私はセイラに押さえつけられながら、''あああああ!''とか''ぎゃあああ!''とか、とにかく大声で叫ばずにはいられなかった。


ナオちゃんは右眼を抑えながら、黙ってその場にうずくまっていた。


リア、ハルキ、ヒナタが駆け寄って、ナオちゃんに声をかけている。


「どうしたんだ!ルナ!落ち着きなさい!」


東川先生は叫びながら、ただごとではないといった様子で、教室にずかずかと入ってきた。


6年1組の瀬山先生と、2組の梨田先生も入ってくると、2人はナオちゃんのほうに駆け寄った。


「セイラ、ありがとう。もう、ルナから離れて」


東川先生は、セイラを私から引き離した。


「ルナ!朝からどうしたんだ。落ち着こう。今週末は卒業式だぞ」


先生はそう言いながら、セイラに代わって私の体を押さえた。


ああ、この展開、マリンのときと一緒だ。


私はまた、とんでもないことをしてしまったんだ。


やっとそのことに気付いた私は、焦りとイライラから、なおさら大きな声で叫びまくって暴れることしかできなかった。


5年生の先生まで教室に入ってきて、東川先生と一緒に私を取り押さえた。


東川先生と、5年生の先生2人、あわせて3人の大人に取り押さえられ、私はもう逃げられないと分かってたけど、それでも精いっぱい、先生たちを払いのけようと叫びながら暴れた。

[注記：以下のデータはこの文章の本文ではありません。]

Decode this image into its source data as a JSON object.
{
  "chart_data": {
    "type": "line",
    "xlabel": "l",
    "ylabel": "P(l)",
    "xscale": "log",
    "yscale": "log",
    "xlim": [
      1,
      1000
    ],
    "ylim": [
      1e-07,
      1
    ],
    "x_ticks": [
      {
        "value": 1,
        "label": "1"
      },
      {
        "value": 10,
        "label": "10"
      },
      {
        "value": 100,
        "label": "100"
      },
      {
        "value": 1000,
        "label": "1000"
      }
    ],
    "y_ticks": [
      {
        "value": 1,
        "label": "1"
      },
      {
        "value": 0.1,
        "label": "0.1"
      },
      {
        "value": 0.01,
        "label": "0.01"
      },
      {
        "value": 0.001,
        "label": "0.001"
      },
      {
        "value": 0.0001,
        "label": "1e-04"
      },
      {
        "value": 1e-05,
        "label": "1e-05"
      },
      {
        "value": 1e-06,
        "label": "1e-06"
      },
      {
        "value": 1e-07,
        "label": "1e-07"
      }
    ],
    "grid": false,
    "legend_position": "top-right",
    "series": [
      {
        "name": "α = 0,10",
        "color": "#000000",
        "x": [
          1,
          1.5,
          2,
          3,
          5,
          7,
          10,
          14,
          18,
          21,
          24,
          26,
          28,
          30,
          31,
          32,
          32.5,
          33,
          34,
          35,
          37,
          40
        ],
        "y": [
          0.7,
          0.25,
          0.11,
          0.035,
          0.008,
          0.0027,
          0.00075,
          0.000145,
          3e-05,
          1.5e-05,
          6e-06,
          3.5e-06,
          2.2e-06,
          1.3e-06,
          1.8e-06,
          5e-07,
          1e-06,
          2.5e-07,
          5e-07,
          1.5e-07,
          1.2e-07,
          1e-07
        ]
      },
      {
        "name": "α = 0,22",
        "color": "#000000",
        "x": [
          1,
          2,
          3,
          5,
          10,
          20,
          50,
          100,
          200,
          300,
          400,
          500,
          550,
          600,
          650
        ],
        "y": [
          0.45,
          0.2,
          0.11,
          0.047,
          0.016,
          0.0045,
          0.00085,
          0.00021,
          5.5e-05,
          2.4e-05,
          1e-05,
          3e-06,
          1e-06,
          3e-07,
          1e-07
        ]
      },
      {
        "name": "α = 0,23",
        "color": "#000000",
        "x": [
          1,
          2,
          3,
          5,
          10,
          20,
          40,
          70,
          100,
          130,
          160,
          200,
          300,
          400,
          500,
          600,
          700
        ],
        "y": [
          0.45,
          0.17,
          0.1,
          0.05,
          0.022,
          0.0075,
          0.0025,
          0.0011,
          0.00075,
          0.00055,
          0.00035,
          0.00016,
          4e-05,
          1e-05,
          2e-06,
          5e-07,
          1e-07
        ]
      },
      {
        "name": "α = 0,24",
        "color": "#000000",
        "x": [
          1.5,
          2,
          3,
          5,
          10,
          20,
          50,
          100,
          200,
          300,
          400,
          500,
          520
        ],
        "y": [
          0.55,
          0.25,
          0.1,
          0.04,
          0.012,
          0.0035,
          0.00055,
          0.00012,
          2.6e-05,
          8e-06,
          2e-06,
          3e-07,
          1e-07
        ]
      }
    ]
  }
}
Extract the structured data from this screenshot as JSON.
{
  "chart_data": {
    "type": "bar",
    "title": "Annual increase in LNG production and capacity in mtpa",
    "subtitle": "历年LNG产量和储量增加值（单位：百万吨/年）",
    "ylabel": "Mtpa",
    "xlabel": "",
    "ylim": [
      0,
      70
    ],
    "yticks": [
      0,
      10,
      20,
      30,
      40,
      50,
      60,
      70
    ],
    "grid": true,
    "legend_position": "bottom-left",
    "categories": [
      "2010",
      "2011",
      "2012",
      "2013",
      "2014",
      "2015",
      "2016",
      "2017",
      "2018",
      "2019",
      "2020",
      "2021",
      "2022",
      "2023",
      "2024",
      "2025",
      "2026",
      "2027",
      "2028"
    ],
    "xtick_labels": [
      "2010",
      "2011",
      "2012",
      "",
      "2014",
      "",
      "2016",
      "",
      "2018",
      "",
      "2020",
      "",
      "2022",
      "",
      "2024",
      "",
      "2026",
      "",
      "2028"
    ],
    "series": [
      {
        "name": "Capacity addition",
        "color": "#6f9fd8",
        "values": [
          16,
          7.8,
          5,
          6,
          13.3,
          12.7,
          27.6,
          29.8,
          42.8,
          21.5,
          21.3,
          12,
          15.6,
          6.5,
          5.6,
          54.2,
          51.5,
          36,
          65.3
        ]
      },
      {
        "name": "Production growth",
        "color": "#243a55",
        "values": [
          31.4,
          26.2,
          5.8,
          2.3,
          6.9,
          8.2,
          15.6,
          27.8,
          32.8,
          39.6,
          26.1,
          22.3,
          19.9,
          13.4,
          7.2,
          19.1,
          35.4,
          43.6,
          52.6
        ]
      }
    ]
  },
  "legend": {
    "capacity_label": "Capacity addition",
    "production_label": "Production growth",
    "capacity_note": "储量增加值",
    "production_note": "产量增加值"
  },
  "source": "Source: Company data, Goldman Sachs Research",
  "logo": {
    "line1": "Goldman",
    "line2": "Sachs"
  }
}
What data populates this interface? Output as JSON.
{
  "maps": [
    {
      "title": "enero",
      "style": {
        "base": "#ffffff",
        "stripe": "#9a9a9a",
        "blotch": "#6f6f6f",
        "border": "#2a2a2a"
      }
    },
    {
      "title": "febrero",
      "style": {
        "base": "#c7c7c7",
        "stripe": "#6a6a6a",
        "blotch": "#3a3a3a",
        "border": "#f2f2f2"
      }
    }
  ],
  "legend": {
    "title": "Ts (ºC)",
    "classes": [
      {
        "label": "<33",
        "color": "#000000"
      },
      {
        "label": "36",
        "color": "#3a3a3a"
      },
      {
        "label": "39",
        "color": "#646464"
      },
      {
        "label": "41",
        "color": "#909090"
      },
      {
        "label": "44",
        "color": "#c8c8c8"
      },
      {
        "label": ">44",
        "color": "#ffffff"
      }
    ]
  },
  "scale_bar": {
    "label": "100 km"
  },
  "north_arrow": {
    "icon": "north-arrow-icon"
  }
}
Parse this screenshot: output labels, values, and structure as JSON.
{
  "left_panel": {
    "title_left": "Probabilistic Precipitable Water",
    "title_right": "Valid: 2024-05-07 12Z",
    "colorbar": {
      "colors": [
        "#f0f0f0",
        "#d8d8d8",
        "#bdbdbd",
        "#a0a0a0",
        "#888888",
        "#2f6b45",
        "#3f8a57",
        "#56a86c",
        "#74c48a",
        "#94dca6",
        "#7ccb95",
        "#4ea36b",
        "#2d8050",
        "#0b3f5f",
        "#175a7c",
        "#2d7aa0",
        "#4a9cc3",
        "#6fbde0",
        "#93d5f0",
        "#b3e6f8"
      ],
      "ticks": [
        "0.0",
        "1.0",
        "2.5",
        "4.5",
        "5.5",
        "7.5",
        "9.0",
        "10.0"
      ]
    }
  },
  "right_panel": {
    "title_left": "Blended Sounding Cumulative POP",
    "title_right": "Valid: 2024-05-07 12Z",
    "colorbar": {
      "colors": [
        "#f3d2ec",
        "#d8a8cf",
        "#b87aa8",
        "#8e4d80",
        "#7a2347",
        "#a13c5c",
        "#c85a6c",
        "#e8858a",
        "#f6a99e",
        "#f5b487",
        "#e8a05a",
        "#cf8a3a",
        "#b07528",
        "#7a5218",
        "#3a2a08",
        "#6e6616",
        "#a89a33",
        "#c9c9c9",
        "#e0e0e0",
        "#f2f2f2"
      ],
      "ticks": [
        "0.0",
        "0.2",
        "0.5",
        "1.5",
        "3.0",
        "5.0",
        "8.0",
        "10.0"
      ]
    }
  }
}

「暴れても無駄だぞ。小柄なルナには、先生3人なんか敵うわけないんだから。落ち着け!落ち着いたら、先生たちとゆっくり話そう」


「もおおおおお!だまれ!先生もみんな死ね!だいっきらいいいいい!」


私は叫びながら暴れながら、廊下に引きずり出され、6年3組の教室からすぐ近くにあるエレベーターに乗せられて、1階の誰もいない空き教室へと引きずられていった。


また、お母さんに怒られちゃう。


ナオちゃんにも、絶対嫌われた。


私の人生終わったかもな。


そんな絶望的なことを考えながら。


でもね。


こんなにたくさんの大人たちが、必死で私のこと構ってくれてるのって、初めてかも。


私はどこか冷静に、そんなことも考えてたんだ。